Quite the relief, Bumbaco said.
“We knew that it was going to be at least a snowy start to the month, but I’m not sure anyone really predicted that much of a comeback,” she said.
The first two weeks of January brought record gains in Washington’s snow-depth, Bumbaco said. Some storms brought rain to the mountains, but that didn’t melt away too much snow, she said.
Quite the turn around with the snow pack numbers at Quartz Peak (Mt. Spokane). Black line (observation) shows January started well below normal but the snowy January has brought numbers to above normal. #wawx pic.twitter.com/Pa8qeRHCXT
— NWS Spokane (@NWSSpokane) January 19, 2020
Lower elevation spots in Washington’s central Cascades are dragging down the snowpack average, Bumbaco said.
According to the U.S. Drought Monitor, most of Oregon and parts of eastern Washington are abnormally to moderately dry.

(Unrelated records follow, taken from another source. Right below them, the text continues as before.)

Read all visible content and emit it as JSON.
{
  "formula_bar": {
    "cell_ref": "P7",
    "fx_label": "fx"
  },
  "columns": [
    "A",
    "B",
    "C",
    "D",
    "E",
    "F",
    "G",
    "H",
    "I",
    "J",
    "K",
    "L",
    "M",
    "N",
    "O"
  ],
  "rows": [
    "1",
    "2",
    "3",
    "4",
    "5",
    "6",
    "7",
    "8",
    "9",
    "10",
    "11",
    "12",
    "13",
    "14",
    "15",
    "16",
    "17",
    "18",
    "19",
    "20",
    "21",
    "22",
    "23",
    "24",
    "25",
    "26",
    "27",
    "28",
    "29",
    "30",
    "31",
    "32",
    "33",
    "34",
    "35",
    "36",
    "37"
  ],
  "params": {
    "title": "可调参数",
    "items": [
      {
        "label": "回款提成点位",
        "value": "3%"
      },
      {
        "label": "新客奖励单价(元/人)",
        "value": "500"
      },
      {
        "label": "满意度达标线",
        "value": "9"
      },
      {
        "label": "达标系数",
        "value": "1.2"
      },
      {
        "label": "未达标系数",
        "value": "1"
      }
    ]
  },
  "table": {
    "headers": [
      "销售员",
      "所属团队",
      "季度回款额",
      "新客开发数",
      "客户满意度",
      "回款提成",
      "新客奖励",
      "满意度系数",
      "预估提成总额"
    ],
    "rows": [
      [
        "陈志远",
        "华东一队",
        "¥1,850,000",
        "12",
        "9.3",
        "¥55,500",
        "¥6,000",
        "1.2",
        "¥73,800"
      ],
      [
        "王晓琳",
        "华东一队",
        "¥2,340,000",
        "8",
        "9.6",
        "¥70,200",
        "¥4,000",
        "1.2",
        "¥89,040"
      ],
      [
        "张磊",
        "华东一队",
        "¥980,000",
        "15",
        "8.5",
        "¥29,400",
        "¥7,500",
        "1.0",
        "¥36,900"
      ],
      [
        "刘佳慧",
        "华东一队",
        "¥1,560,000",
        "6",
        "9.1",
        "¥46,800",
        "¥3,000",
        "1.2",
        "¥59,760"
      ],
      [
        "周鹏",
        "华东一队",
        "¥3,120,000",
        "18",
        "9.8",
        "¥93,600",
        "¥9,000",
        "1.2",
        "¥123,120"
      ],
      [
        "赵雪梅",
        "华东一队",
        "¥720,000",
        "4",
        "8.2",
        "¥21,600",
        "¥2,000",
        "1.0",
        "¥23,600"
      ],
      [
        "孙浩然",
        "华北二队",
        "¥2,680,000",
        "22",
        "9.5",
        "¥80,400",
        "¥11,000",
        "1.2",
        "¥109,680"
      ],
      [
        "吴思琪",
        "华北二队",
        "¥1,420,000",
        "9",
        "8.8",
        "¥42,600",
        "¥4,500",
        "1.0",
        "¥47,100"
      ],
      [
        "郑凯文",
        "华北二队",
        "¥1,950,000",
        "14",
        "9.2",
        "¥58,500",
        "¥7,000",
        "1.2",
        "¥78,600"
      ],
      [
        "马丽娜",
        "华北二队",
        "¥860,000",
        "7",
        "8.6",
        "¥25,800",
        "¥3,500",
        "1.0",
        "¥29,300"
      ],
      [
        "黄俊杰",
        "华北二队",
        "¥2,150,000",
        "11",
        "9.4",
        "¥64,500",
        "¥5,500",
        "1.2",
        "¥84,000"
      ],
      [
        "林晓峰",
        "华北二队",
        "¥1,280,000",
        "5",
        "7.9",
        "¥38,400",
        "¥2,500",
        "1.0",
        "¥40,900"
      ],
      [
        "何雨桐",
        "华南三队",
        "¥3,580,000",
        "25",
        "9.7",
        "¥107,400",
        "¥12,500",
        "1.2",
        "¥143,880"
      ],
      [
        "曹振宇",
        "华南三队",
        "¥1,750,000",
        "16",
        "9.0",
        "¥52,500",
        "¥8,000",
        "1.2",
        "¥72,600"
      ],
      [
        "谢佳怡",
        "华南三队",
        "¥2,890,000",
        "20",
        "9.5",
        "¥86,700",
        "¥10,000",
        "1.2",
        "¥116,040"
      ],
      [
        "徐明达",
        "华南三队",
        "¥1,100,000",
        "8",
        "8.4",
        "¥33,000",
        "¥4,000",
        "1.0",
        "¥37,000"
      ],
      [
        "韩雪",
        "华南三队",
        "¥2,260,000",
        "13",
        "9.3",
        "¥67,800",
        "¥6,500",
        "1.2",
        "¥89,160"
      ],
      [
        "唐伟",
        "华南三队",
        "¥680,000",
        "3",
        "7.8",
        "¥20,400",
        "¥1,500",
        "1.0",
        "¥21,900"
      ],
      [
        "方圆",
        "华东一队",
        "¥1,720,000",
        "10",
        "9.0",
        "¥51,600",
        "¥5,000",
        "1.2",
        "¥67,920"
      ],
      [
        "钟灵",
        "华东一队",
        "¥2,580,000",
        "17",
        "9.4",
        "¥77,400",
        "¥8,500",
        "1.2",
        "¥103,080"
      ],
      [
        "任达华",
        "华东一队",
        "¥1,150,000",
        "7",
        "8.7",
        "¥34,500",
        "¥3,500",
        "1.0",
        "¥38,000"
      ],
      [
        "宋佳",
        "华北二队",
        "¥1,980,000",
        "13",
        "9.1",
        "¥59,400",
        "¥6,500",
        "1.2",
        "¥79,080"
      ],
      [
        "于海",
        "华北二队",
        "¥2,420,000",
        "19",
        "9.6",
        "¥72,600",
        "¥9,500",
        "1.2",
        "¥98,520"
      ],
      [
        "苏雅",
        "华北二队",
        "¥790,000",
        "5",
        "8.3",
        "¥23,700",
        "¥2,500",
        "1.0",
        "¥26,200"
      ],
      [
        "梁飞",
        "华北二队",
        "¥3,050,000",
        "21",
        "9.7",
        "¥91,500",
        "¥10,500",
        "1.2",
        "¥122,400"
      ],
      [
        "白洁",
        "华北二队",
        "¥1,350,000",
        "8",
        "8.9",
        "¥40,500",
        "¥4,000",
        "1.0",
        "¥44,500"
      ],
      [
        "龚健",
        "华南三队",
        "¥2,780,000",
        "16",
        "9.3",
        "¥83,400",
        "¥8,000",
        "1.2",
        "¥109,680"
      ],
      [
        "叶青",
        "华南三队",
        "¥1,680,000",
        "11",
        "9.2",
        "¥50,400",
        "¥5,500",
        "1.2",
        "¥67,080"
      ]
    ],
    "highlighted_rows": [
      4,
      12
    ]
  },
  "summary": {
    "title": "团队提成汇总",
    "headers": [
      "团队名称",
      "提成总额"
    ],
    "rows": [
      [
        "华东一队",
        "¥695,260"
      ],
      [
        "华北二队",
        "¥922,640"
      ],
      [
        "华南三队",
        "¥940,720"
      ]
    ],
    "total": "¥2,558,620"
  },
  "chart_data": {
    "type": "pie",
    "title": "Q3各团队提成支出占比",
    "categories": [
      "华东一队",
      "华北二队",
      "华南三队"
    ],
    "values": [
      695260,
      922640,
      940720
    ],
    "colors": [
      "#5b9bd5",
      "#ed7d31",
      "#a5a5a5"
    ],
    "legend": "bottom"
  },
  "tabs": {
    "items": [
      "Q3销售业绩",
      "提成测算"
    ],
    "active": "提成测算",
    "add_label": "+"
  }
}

It’s still early in the season to know more about long-term effects, said Scott Oviatt, snow survey supervisor with the USDA Natural Resources Conservation Service in Oregon.
“It does make a big rebound. We just need continued cooler temperatures and continued storm impacts in order to maintain the momentum we have now,” Oviatt said.
He said it’s still too soon to predict how the snowpack will affect spring and summer snowmelt runoff, as well as wildfire conditions.
These recent snowpack measurements are only indicative of where things should be in January, not at the end of the season, when snowpack usually peaks around April 1. More mountain snow still needs to fall before then.
“We can’t just stop now and be fine for the spring and summer,” Bumbaco said.
Turning to February, national models suggest the Northwest could have cooler than normal temperatures – great news for snowpack to stay frozen, Bumbaco said.
“Really by Feb. 1, you want to have a good snowpack in the mountains,” Bumbaco said. “Here we are, a couple days away from Feb. 1. We’re near normal. We’re really in great shape, especially compared to some of our recent years, where we’ve had below normal snowpack all season.”